Hori Satoshi, Acker Güliz, Vajkoczy Peter
Department of Neurosurgery, Universitätsmedizin Charite, Berlin, Germany.
Department of Neurosurgery, Universitätsmedizin Charite, Berlin, Germany.
World Neurosurg. 2016 Jan;85:77-84. doi: 10.1016/j.wneu.2015.08.037. Epub 2015 Sep 1.
Failure of direct revascularization with superficial temporal artery (STA)-middle cerebral artery (MCA) bypass for Moyamoya disease (MMD) is comparatively rare. However, for those cases where a bypass fails to prevent further ischemic attacks, safe and efficient rescue strategies are needed. We present our experience with radial artery grafts for secondary revascularization of MMD.
Between April 2007 and April 2014, we have performed STA-MCA bypass in 182 patients diagnosed with Moyamoya vasculopathy. Four patients with typical MMD who had an unsuccessful STA-MCA bypass required additional revascularization because they remained symptomatic. Digital subtraction angiography revealed delayed STA graft failure in these patients, who continued to have transient ischemic attacks after the initial surgery. Cerebral blood flow studies confirmed persistent impairment of cerebrovascular reserve capacity. As an escape strategy, we performed radial artery graft bypass surgery from the external carotid artery to the M2 or M3 portion of the MCA.
The median duration between the 2 surgeries was 10 months. The mean follow-up period after rescue revascularization was 8.5 ± 3.3 months. Revascularization with the radial artery graft was successful in all cases without perioperative complications. Postoperatively, none of the patients experienced further cerebrovascular events. After 3 months, digital subtraction angiography revealed patent radial artery grafts and adequate revascularization in 3 patients; 1 patient presented with bypass graft failure but had developed transdural collateral vessels contributing to the filling of the cerebral vasculature.
Rescue bypass with a radial artery graft provides a useful function. Although delayed graft failure may occur, this procedure is successful if the patients remain symptom free with the development of collateral flow.
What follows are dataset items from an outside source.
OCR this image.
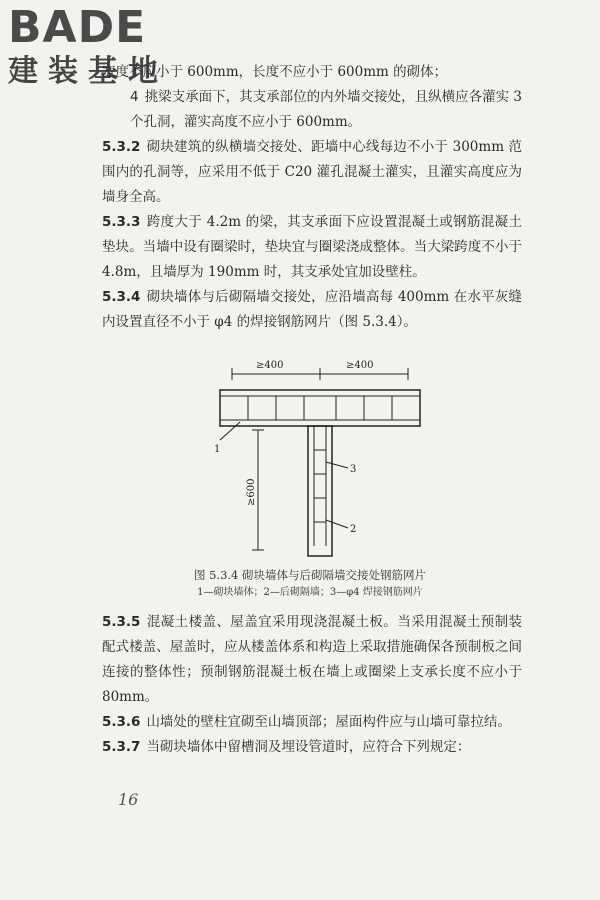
BADE
建装基地

宽度不应小于 600mm，长度不应小于 600mm 的砌体；

4 挑梁支承面下，其支承部位的内外墙交接处，且纵横应各灌实 3 个孔洞，灌实高度不应小于 600mm。

5.3.2 砌块建筑的纵横墙交接处、距墙中心线每边不小于 300mm 范围内的孔洞等，应采用不低于 C20 灌孔混凝土灌实，且灌实高度应为墙身全高。

5.3.3 跨度大于 4.2m 的梁，其支承面下应设置混凝土或钢筋混凝土垫块。当墙中设有圈梁时，垫块宜与圈梁浇成整体。当大梁跨度不小于 4.8m，且墙厚为 190mm 时，其支承处宜加设壁柱。

5.3.4 砌块墙体与后砌隔墙交接处，应沿墙高每 400mm 在水平灰缝内设置直径不小于 φ4 的焊接钢筋网片（图 5.3.4）。

≥400	≥400
≥600
1
3
2
图 5.3.4 砌块墙体与后砌隔墙交接处钢筋网片
1—砌块墙体；2—后砌隔墙；3—φ4 焊接钢筋网片

5.3.5 混凝土楼盖、屋盖宜采用现浇混凝土板。当采用混凝土预制装配式楼盖、屋盖时，应从楼盖体系和构造上采取措施确保各预制板之间连接的整体性；预制钢筋混凝土板在墙上或圈梁上支承长度不应小于 80mm。

5.3.6 山墙处的壁柱宜砌至山墙顶部；屋面构件应与山墙可靠拉结。

5.3.7 当砌块墙体中留槽洞及埋设管道时，应符合下列规定：

16
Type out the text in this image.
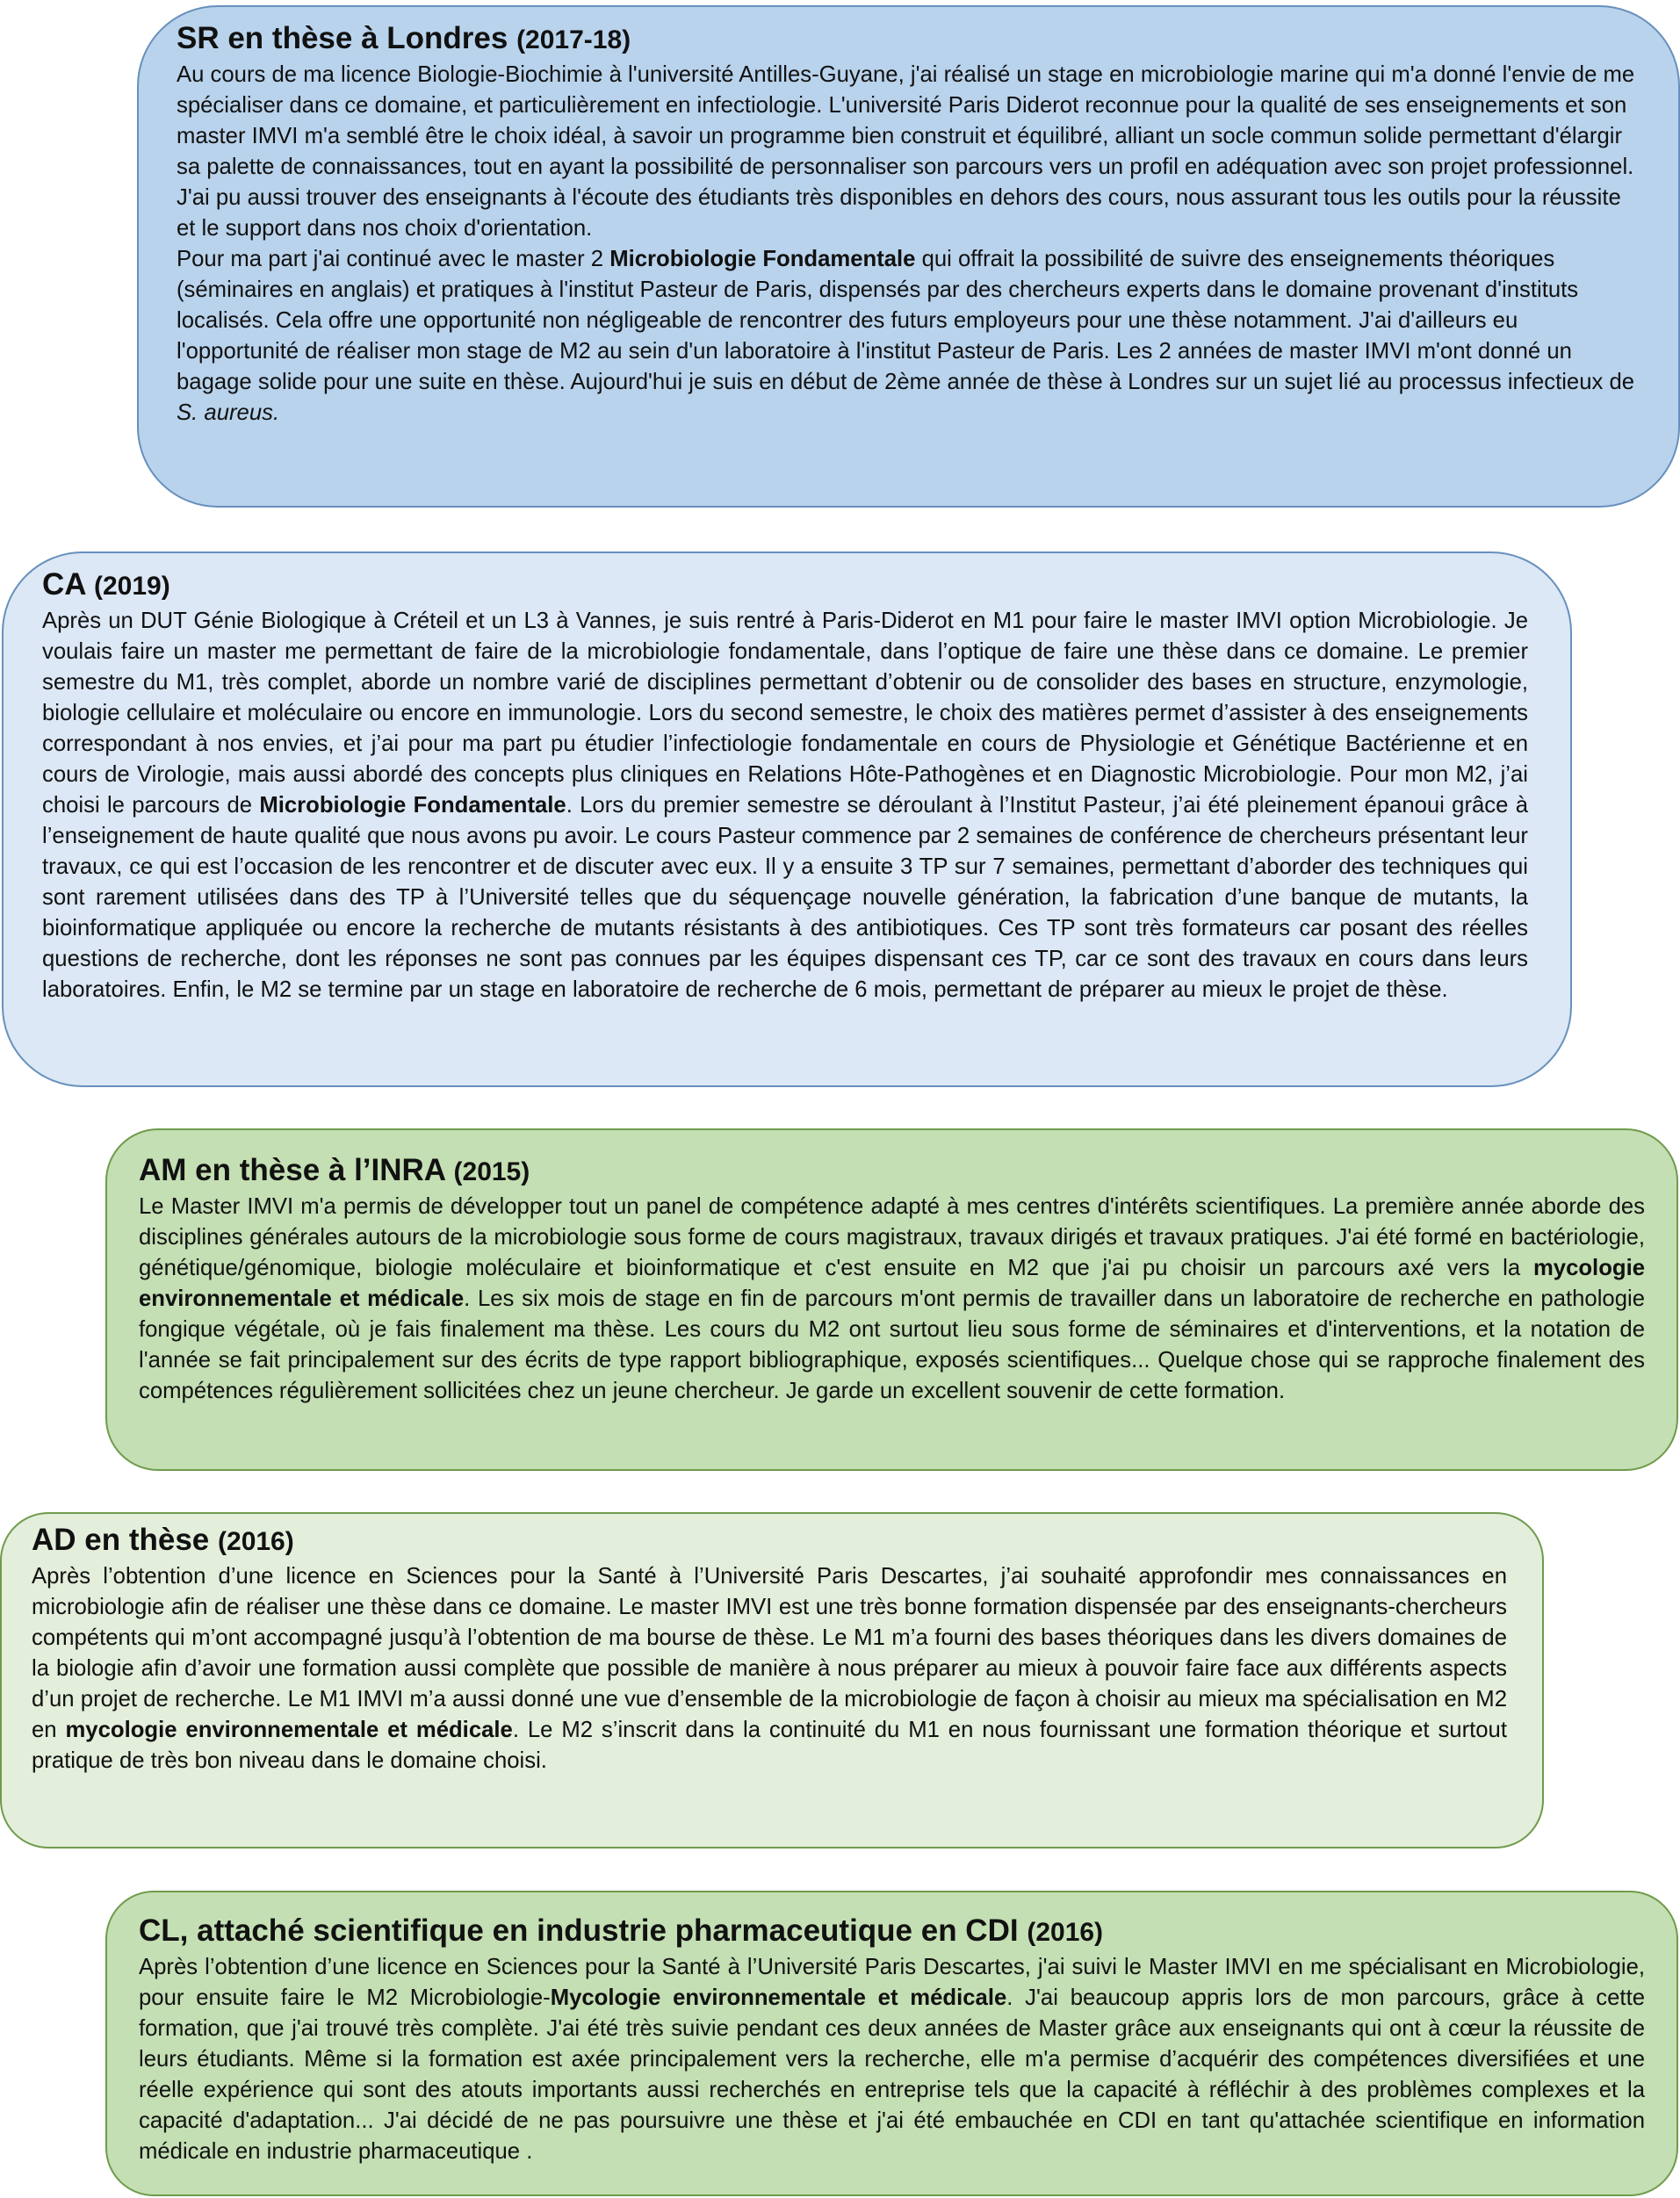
SR en thèse à Londres (2017-18)

Au cours de ma licence Biologie-Biochimie à l'université Antilles-Guyane, j'ai réalisé un stage en microbiologie marine qui m'a donné l'envie de me spécialiser dans ce domaine, et particulièrement en infectiologie. L'université Paris Diderot reconnue pour la qualité de ses enseignements et son master IMVI m'a semblé être le choix idéal, à savoir un programme bien construit et équilibré, alliant un socle commun solide permettant d'élargir sa palette de connaissances, tout en ayant la possibilité de personnaliser son parcours vers un profil en adéquation avec son projet professionnel. J'ai pu aussi trouver des enseignants à l'écoute des étudiants très disponibles en dehors des cours, nous assurant tous les outils pour la réussite et le support dans nos choix d'orientation.

Pour ma part j'ai continué avec le master 2 Microbiologie Fondamentale qui offrait la possibilité de suivre des enseignements théoriques (séminaires en anglais) et pratiques à l'institut Pasteur de Paris, dispensés par des chercheurs experts dans le domaine provenant d'instituts localisés. Cela offre une opportunité non négligeable de rencontrer des futurs employeurs pour une thèse notamment. J'ai d'ailleurs eu l'opportunité de réaliser mon stage de M2 au sein d'un laboratoire à l'institut Pasteur de Paris. Les 2 années de master IMVI m'ont donné un bagage solide pour une suite en thèse. Aujourd'hui je suis en début de 2ème année de thèse à Londres sur un sujet lié au processus infectieux de S. aureus.

CA (2019)

Après un DUT Génie Biologique à Créteil et un L3 à Vannes, je suis rentré à Paris-Diderot en M1 pour faire le master IMVI option Microbiologie. Je voulais faire un master me permettant de faire de la microbiologie fondamentale, dans l’optique de faire une thèse dans ce domaine. Le premier semestre du M1, très complet, aborde un nombre varié de disciplines permettant d’obtenir ou de consolider des bases en structure, enzymologie, biologie cellulaire et moléculaire ou encore en immunologie. Lors du second semestre, le choix des matières permet d’assister à des enseignements correspondant à nos envies, et j’ai pour ma part pu étudier l’infectiologie fondamentale en cours de Physiologie et Génétique Bactérienne et en cours de Virologie, mais aussi abordé des concepts plus cliniques en Relations Hôte-Pathogènes et en Diagnostic Microbiologie. Pour mon M2, j’ai choisi le parcours de Microbiologie Fondamentale. Lors du premier semestre se déroulant à l’Institut Pasteur, j’ai été pleinement épanoui grâce à l’enseignement de haute qualité que nous avons pu avoir. Le cours Pasteur commence par 2 semaines de conférence de chercheurs présentant leur travaux, ce qui est l’occasion de les rencontrer et de discuter avec eux. Il y a ensuite 3 TP sur 7 semaines, permettant d’aborder des techniques qui sont rarement utilisées dans des TP à l’Université telles que du séquençage nouvelle génération, la fabrication d’une banque de mutants, la bioinformatique appliquée ou encore la recherche de mutants résistants à des antibiotiques. Ces TP sont très formateurs car posant des réelles questions de recherche, dont les réponses ne sont pas connues par les équipes dispensant ces TP, car ce sont des travaux en cours dans leurs laboratoires. Enfin, le M2 se termine par un stage en laboratoire de recherche de 6 mois, permettant de préparer au mieux le projet de thèse.

AM en thèse à l’INRA (2015)

Le Master IMVI m'a permis de développer tout un panel de compétence adapté à mes centres d'intérêts scientifiques. La première année aborde des disciplines générales autours de la microbiologie sous forme de cours magistraux, travaux dirigés et travaux pratiques. J'ai été formé en bactériologie, génétique/génomique, biologie moléculaire et bioinformatique et c'est ensuite en M2 que j'ai pu choisir un parcours axé vers la mycologie environnementale et médicale. Les six mois de stage en fin de parcours m'ont permis de travailler dans un laboratoire de recherche en pathologie fongique végétale, où je fais finalement ma thèse. Les cours du M2 ont surtout lieu sous forme de séminaires et d'interventions, et la notation de l'année se fait principalement sur des écrits de type rapport bibliographique, exposés scientifiques... Quelque chose qui se rapproche finalement des compétences régulièrement sollicitées chez un jeune chercheur. Je garde un excellent souvenir de cette formation.

AD en thèse (2016)

Après l’obtention d’une licence en Sciences pour la Santé à l’Université Paris Descartes, j’ai souhaité approfondir mes connaissances en microbiologie afin de réaliser une thèse dans ce domaine. Le master IMVI est une très bonne formation dispensée par des enseignants-chercheurs compétents qui m’ont accompagné jusqu’à l’obtention de ma bourse de thèse. Le M1 m’a fourni des bases théoriques dans les divers domaines de la biologie afin d’avoir une formation aussi complète que possible de manière à nous préparer au mieux à pouvoir faire face aux différents aspects d’un projet de recherche. Le M1 IMVI m’a aussi donné une vue d’ensemble de la microbiologie de façon à choisir au mieux ma spécialisation en M2 en mycologie environnementale et médicale. Le M2 s’inscrit dans la continuité du M1 en nous fournissant une formation théorique et surtout pratique de très bon niveau dans le domaine choisi.

CL, attaché scientifique en industrie pharmaceutique en CDI (2016)

Après l’obtention d’une licence en Sciences pour la Santé à l’Université Paris Descartes, j'ai suivi le Master IMVI en me spécialisant en Microbiologie, pour ensuite faire le M2 Microbiologie-Mycologie environnementale et médicale. J'ai beaucoup appris lors de mon parcours, grâce à cette formation, que j'ai trouvé très complète. J'ai été très suivie pendant ces deux années de Master grâce aux enseignants qui ont à cœur la réussite de leurs étudiants. Même si la formation est axée principalement vers la recherche, elle m'a permise d’acquérir des compétences diversifiées et une réelle expérience qui sont des atouts importants aussi recherchés en entreprise tels que la capacité à réfléchir à des problèmes complexes et la capacité d'adaptation... J'ai décidé de ne pas poursuivre une thèse et j'ai été embauchée en CDI en tant qu'attachée scientifique en information médicale en industrie pharmaceutique .
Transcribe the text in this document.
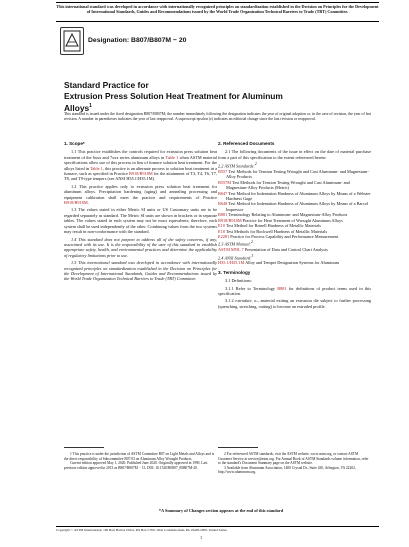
This international standard was developed in accordance with internationally recognized principles on standardization established in the Decision on Principles for the Development of International Standards, Guides and Recommendations issued by the World Trade Organization Technical Barriers to Trade (TBT) Committee.
Designation: B807/B807M − 20
Standard Practice for
Extrusion Press Solution Heat Treatment for Aluminum
Alloys$^1$
This standard is issued under the fixed designation B807/B807M; the number immediately following the designation indicates the year of original adoption or, in the case of revision, the year of last revision. A number in parentheses indicates the year of last reapproval. A superscript epsilon (ε) indicates an editorial change since the last revision or reapproval.
1. Scope*

1.1 This practice establishes the controls required for extrusion press solution heat treatment of the 6xxx and 7xxx series aluminum alloys in Table 1 when ASTM material specifications allow use of this process in lieu of furnace solution heat treatment. For the alloys listed in Table 1, this practice is an alternate process to solution heat treatment in a furnace, such as specified in Practice B918/B918M for the attainment of T3, T4, T6, T7, T8, and T9-type tempers (see ANSI H35.1/H35.1M).

1.2 This practice applies only to extrusion press solution heat treatment for aluminum alloys. Precipitation hardening (aging) and annealing processing and equipment calibration shall meet the practice and requirements of Practice B918/B918M.

1.3 The values stated in either Metric SI units or US Customary units are to be regarded separately as standard. The Metric SI units are shown in brackets or in separate tables. The values stated in each system may not be exact equivalents; therefore, each system shall be used independently of the other. Combining values from the two systems may result in non-conformance with the standard.

1.4 This standard does not purport to address all of the safety concerns, if any, associated with its use. It is the responsibility of the user of this standard to establish appropriate safety, health, and environmental practices and determine the applicability of regulatory limitations prior to use.

1.5 This international standard was developed in accordance with internationally recognized principles on standardization established in the Decision on Principles for the Development of International Standards, Guides and Recommendations issued by the World Trade Organization Technical Barriers to Trade (TBT) Committee.

2. Referenced Documents

2.1 The following documents of the issue in effect on the date of material purchase form a part of this specification to the extent referenced herein:

2.2 ASTM Standards:$^2$

B557 Test Methods for Tension Testing Wrought and Cast Aluminum- and Magnesium-Alloy Products

B557M Test Methods for Tension Testing Wrought and Cast Aluminum- and Magnesium-Alloy Products (Metric)

B647 Test Method for Indentation Hardness of Aluminum Alloys by Means of a Webster Hardness Gage

B648 Test Method for Indentation Hardness of Aluminum Alloys by Means of a Barcol Impressor

B881 Terminology Relating to Aluminum- and Magnesium-Alloy Products

B918/B918M Practice for Heat Treatment of Wrought Aluminum Alloys

E10 Test Method for Brinell Hardness of Metallic Materials

E18 Test Methods for Rockwell Hardness of Metallic Materials

E2281 Practice for Process Capability and Performance Measurement

2.3 ASTM Manual:$^2$

ASTM MNL 7 Presentation of Data and Control Chart Analysis

2.4 ANSI Standard:$^3$

H35.1/H35.1M Alloy and Temper Designation Systems for Aluminum

3. Terminology

3.1 Definitions:

3.1.1 Refer to Terminology B881 for definitions of product terms used in this specification.

3.1.2 extrudate, n—material exiting an extrusion die subject to further processing (quenching, stretching, cutting) to become an extruded profile.

1 This practice is under the jurisdiction of ASTM Committee B07 on Light Metals and Alloys and is the direct responsibility of Subcommittee B07.03 on Aluminum Alloy Wrought Products.
Current edition approved May 1, 2020. Published June 2020. Originally approved in 1990. Last previous edition approved in 2013 as B807/B807M − 13. DOI: 10.1520/B0807_B0807M-20.
2 For referenced ASTM standards, visit the ASTM website, www.astm.org, or contact ASTM Customer Service at service@astm.org. For Annual Book of ASTM Standards volume information, refer to the standard's Document Summary page on the ASTM website.
3 Available from Aluminum Association, 1400 Crystal Dr., Suite 430, Arlington, VA 22202, http://www.aluminum.org.
*A Summary of Changes section appears at the end of this standard
Copyright © ASTM International, 100 Barr Harbor Drive, PO Box C700, West Conshohocken, PA 19428-2959. United States
1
对于烟雾病(MMD),颞浅动脉(STA)-大脑中动脉(MCA)直接血运重建失败相对少见。然而,对于那些血运重建未能预防进一步缺血性发作的病例,需要安全有效的挽救策略。我们介绍我们使用桡动脉移植进行MMD二次血运重建的经验。
2007年4月至2014年4月期间,我们对182例诊断为烟雾病血管病变的患者进行了STA-MCA血运重建。4例典型MMD患者STA-MCA血运重建未成功,因仍有症状需要额外的血运重建。数字减影血管造影显示这些患者STA移植延迟失败,初始手术后仍有短暂性脑缺血发作。脑血流研究证实脑血管储备能力持续受损。作为一种补救策略,我们进行了从颈外动脉到MCA的M2或M3段的桡动脉移植搭桥手术。
两次手术之间的中位间隔时间为10个月。挽救性血运重建后的平均随访期为8.5±3.3个月。桡动脉移植血运重建在所有病例中均成功,无围手术期并发症。术后,所有患者均未发生进一步的脑血管事件。3个月后,数字减影血管造影显示3例患者桡动脉移植通畅且血运重建充分;1例患者出现搭桥移植失败,但已形成经硬膜侧支血管,有助于脑血循环的充盈。
桡动脉移植挽救性搭桥具有有用的功能。尽管可能发生移植延迟失败,但如果患者在侧支血流形成后无症状,则该手术是成功的。